My first guess was Dalvik sees that v1 contains an integer but is used as a Ljava/lang/Object; type argument. Does it have to be an integer? Does it work with other numbers? What if v1 was a short? I added a check-cast to force v1 into short:

1
2
3
const/4 v1, 0x0
check-cast v1, S
invoke-interface {v0, v1}, Ljava/util/List;->add(Ljava/lang/Object;)Z

Then compiled an ran everything:
smali hello.smali -o classes.dex && zip Hello.zip classes.dex && adb push Hello.zip /data/local && adb shell dalvikvm -cp /data/local/Hello.zip HelloWorld

It failed:

1
2
3
4
5
6
7
8
9
10
DexOpt: --- BEGIN 'Hello.zip' (bootstrap=0) ---
DexOpt: load 4ms, verify 4ms, opt 0ms
DexOpt: --- END 'Hello.zip' (success) ---
DEX prep '/data/local/Hello.zip': unzip in 0ms, rewrite 58ms
VFY: S is not instance of Ljava/lang/Object;
VFY: bad arg 1 (into Ljava/lang/Object;)
VFY: rejecting call to Ljava/util/List;.add (Ljava/lang/Object;)Z
VFY: rejecting opcode 0x72 at 0x0008
VFY: rejected LHelloWorld;.addNullAnd0ToList ()V
Verifier rejected class LHelloWorld;

The key part of this error is the S is not instance of Ljava/lang/Object;. Ok, that’s fair. There must be a difference between registers with and without explicit type casting. But does it work with integers? I tried with check-cast v1, I and got about the same error. The code didn’t get past the verifier, so it knew at runtime it was wrong. To use a short without a check-cast I just added a getShort()S method. I didn’t think it would work because in both the method call and with check-cast, explicit type information is available.

1
2
invoke-static {}, LHelloWorld;->getShort()S
move-result v1
1
2
3
4
5
.method public static getShort()S
.locals 1
const/4 v0, 0x0
return v0
.end method

And I was right; it fails:

1
2
VFY: register1 v1 type 10, wanted ref
VFY: bad arg 1 (into Ljava/lang/Object;)

This is getting silly and I’m starting to think I should maybe just audit the source to fully understand. So I spend another 10 - 15 minutes poking around before giving up. I’ll just derrive the behavior experimentally hashtag yolo.
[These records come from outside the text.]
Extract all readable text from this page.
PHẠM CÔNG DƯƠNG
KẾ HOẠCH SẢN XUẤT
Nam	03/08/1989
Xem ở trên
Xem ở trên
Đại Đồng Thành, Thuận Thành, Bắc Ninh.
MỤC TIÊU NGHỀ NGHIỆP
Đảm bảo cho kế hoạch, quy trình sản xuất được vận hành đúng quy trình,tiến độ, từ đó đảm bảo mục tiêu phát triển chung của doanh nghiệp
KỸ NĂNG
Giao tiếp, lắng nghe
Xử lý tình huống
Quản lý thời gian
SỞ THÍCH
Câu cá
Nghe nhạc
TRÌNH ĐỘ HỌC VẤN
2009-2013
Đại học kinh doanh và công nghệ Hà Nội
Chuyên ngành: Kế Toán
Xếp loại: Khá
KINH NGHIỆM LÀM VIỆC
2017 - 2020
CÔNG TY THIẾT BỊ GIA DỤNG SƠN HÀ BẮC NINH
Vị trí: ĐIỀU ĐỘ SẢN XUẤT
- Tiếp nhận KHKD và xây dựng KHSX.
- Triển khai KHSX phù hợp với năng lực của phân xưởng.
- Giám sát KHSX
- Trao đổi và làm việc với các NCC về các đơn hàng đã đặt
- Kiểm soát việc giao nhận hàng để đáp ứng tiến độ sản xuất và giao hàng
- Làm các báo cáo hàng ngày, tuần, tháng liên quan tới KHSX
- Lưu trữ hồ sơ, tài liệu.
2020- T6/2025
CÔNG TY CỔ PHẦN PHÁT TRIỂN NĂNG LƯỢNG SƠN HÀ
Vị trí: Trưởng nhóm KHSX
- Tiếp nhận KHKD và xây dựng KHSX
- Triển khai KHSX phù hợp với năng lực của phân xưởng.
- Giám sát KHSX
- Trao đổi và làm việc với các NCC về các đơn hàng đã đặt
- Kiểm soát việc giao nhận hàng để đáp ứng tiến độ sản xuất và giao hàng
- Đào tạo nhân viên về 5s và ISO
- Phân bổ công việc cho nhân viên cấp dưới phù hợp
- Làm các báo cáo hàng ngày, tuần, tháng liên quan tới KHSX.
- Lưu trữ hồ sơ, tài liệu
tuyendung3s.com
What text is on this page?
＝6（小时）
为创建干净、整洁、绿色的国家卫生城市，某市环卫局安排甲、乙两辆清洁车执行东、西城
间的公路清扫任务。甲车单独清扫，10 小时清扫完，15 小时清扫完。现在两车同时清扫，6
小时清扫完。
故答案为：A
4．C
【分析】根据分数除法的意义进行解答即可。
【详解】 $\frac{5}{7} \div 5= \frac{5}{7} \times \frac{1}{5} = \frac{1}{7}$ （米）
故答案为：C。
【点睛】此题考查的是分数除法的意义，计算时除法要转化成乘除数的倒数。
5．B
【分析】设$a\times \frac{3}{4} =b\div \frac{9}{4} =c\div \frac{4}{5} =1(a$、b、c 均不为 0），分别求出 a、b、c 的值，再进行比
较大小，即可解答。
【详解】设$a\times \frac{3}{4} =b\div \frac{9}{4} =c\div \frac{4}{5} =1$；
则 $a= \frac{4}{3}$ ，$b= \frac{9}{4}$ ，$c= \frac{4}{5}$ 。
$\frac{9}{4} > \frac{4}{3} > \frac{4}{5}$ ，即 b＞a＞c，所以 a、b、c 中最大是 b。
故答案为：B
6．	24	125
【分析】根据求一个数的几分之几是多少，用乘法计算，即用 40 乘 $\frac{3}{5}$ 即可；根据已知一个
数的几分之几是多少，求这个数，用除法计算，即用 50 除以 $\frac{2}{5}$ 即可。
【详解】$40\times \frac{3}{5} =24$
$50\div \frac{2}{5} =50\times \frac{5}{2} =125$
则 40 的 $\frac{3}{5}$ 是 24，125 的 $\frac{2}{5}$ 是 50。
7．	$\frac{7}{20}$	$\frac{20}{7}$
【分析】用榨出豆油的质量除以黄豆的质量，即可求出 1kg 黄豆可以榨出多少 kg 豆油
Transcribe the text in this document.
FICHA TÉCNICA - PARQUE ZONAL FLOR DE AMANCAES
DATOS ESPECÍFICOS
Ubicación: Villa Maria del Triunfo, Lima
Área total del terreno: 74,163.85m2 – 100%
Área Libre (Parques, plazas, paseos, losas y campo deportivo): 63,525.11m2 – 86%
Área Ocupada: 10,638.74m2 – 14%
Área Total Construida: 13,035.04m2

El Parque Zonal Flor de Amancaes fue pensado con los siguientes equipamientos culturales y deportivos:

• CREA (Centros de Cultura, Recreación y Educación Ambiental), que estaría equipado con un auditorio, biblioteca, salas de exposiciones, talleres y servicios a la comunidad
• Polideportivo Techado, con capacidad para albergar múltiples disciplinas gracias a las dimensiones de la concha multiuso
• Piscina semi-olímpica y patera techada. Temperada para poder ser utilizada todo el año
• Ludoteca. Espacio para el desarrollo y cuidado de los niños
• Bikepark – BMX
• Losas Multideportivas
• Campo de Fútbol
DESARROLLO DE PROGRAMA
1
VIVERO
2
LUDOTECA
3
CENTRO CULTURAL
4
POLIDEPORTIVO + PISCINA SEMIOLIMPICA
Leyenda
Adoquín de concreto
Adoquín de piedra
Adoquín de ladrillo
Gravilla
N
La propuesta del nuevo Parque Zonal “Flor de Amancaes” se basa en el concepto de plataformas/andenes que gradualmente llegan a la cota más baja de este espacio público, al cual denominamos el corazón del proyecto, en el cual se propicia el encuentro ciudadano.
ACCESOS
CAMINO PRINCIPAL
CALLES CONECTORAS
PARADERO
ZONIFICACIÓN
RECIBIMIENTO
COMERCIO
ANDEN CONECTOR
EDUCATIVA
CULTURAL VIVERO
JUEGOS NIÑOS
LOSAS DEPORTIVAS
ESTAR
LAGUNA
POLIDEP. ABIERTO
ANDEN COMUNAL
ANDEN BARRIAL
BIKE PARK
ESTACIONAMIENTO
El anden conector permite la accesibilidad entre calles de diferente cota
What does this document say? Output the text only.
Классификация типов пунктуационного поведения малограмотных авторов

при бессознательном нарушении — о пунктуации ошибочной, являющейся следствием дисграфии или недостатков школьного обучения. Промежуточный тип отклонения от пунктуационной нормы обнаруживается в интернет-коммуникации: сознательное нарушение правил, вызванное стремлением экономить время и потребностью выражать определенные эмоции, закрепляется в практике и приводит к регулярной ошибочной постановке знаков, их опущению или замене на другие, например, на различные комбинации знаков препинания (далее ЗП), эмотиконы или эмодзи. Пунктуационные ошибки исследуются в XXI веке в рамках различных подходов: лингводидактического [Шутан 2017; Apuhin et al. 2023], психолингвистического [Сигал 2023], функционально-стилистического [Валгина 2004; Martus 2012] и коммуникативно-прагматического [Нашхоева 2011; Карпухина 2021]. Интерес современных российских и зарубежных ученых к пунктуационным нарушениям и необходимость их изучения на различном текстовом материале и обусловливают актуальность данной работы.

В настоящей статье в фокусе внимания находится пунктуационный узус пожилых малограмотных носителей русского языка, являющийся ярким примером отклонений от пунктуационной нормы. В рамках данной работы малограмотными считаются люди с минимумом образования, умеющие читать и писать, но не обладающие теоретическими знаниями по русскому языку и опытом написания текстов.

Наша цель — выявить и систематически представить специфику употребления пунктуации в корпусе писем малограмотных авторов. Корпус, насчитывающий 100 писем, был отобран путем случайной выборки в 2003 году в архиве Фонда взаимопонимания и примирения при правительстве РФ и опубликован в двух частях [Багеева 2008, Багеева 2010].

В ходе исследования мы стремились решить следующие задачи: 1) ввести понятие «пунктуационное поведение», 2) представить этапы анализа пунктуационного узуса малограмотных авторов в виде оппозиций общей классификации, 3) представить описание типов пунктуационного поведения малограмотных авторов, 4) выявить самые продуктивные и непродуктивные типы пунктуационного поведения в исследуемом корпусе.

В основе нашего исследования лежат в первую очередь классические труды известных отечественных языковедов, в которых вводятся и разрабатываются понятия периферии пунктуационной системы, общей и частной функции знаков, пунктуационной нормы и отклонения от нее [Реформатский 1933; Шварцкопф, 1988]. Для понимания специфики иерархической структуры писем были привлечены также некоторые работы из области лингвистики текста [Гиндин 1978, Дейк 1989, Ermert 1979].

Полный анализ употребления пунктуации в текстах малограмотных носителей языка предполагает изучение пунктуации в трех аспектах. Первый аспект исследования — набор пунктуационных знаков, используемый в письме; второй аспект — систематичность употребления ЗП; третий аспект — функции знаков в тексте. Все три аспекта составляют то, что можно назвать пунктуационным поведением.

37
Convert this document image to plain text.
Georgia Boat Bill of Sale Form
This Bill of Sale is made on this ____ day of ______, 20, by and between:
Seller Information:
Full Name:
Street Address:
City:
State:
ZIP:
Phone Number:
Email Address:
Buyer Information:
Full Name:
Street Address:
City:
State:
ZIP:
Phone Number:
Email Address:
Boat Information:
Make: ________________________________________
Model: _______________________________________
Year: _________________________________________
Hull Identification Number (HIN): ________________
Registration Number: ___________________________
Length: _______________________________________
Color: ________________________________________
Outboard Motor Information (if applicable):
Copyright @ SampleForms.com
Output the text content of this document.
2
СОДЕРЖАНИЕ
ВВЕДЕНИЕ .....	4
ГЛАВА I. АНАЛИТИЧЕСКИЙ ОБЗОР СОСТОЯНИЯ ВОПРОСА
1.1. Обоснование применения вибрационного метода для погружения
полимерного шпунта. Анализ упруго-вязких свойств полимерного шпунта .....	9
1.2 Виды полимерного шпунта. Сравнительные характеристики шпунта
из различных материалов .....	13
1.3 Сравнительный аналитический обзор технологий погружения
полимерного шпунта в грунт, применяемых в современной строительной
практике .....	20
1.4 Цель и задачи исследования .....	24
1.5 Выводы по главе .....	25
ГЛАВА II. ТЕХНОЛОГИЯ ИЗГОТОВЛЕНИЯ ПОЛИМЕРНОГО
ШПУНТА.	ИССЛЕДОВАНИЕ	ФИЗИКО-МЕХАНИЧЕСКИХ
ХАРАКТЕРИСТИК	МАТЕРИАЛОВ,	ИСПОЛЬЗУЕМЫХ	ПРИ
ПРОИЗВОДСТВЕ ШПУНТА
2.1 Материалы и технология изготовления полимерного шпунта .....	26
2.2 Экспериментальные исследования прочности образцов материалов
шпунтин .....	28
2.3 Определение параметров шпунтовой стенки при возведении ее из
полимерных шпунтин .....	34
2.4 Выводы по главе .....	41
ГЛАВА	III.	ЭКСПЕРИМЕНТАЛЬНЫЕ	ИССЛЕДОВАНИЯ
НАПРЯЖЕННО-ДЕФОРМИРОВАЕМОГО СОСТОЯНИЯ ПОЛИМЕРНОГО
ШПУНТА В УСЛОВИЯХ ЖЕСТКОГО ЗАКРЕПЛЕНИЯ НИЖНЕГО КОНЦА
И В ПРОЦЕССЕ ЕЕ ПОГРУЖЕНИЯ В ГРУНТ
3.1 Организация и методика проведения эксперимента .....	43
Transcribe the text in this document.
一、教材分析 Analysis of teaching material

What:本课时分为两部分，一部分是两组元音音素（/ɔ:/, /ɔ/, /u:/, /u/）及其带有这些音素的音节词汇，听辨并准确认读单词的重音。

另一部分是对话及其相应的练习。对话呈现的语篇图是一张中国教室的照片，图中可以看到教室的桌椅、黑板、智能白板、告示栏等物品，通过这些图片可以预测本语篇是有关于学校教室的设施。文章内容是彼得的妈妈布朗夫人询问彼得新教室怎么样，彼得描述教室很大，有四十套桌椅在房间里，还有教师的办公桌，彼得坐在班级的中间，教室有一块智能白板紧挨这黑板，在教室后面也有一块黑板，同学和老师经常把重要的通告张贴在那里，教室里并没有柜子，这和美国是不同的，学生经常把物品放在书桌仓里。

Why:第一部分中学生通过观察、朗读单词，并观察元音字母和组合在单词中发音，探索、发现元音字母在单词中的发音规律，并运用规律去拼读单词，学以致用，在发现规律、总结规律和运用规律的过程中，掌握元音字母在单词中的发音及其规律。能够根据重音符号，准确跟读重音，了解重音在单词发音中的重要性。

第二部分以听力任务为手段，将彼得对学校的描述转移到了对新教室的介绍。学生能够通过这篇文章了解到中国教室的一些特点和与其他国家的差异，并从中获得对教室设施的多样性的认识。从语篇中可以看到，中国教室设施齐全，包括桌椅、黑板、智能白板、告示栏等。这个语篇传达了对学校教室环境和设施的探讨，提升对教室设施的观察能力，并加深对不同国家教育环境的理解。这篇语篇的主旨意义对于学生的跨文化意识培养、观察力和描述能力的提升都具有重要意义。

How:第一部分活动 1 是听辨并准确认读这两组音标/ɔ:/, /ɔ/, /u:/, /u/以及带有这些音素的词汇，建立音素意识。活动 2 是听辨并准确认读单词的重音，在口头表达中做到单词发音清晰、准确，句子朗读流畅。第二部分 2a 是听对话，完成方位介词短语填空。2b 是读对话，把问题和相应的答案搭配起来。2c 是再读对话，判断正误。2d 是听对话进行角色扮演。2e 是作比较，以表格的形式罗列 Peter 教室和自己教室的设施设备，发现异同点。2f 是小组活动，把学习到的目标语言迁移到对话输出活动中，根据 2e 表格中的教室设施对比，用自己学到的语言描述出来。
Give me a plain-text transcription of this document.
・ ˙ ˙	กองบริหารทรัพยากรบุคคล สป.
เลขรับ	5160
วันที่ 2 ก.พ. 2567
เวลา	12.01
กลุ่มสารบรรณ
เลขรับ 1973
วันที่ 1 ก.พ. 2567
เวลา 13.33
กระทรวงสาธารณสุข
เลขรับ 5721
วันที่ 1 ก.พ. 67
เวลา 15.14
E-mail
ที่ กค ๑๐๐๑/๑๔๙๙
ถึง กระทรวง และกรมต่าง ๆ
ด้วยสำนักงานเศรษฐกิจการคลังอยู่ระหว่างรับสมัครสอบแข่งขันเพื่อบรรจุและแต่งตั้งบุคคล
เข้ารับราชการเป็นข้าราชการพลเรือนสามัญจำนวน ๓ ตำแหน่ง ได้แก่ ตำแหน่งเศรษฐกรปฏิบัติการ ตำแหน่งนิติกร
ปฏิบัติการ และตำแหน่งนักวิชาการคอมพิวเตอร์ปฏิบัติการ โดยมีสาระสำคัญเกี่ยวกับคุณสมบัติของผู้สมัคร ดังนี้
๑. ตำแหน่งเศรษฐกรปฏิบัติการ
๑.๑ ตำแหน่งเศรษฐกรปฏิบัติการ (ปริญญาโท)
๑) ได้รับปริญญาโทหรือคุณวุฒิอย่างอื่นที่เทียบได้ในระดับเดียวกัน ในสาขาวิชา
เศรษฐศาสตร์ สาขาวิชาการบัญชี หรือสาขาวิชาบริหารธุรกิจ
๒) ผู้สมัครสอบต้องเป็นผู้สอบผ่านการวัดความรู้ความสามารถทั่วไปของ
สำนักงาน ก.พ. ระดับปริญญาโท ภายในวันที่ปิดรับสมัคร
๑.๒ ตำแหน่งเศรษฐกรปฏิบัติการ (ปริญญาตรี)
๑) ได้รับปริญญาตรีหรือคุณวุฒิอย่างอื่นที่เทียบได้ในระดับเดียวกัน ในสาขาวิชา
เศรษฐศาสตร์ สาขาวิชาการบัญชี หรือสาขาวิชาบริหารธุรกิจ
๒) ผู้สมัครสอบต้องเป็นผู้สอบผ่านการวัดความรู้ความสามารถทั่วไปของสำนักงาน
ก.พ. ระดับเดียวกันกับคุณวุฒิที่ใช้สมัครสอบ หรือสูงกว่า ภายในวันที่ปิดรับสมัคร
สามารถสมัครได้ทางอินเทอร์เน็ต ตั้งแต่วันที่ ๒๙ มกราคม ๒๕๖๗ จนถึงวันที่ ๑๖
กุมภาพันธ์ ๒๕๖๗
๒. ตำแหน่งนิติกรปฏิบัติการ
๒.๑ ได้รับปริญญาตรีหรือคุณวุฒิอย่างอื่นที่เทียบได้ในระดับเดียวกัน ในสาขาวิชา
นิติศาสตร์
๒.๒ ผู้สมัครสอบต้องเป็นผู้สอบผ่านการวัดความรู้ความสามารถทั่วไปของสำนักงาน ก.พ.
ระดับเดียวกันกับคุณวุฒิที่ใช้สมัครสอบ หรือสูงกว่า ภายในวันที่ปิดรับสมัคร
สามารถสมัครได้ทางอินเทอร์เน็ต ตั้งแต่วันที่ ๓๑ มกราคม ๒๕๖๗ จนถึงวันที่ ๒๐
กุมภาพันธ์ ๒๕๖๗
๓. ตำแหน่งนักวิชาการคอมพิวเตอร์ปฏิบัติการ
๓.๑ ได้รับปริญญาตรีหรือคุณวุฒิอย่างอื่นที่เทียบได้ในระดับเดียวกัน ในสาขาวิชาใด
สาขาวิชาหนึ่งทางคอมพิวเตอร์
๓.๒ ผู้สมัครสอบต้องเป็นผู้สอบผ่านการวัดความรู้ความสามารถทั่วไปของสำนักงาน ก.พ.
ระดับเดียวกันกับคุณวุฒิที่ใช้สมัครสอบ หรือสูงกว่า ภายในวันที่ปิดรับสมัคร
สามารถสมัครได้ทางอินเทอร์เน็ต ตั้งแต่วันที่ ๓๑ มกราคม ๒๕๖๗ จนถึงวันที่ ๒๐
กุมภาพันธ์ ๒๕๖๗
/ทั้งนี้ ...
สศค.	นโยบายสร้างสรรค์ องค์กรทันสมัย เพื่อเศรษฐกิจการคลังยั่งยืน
For the sake of completeness, I also try with a getInt()I:

1
2
invoke-static {}, LHelloWorld;->getInt()I
move-result v1
1
2
3
4
5
.method public static getInt()I
.locals 1
const/4 v0, 0x0
return v0
.end method

Another failure:

1
VFY: register1 v1 type 12, wanted ref

Dalvik can see through my cheap tricks. What if I try a wide value like with const-wide? There’s no explicit type… Slight change to the code because longs are fat and take up two registers. I had to move the register to v2.

1
const-wide v2, 0x0L

NOPE:

1
VFY: register1 v2 type 13, wanted ref

Conclusion

Eventually, I found that only two things work for a null:

  1. const/4 v1, 0x0
  2. const/16 v1, 0x0

And these are considered null only if there’s no explicit type information available between assignment and use. Now I can take these delicious, esoteric trivialities and apply them towards creating failing tests. And I can’t help but simultaneously get excited by the prospect of failing tests and wonder what kind of life choices led to this.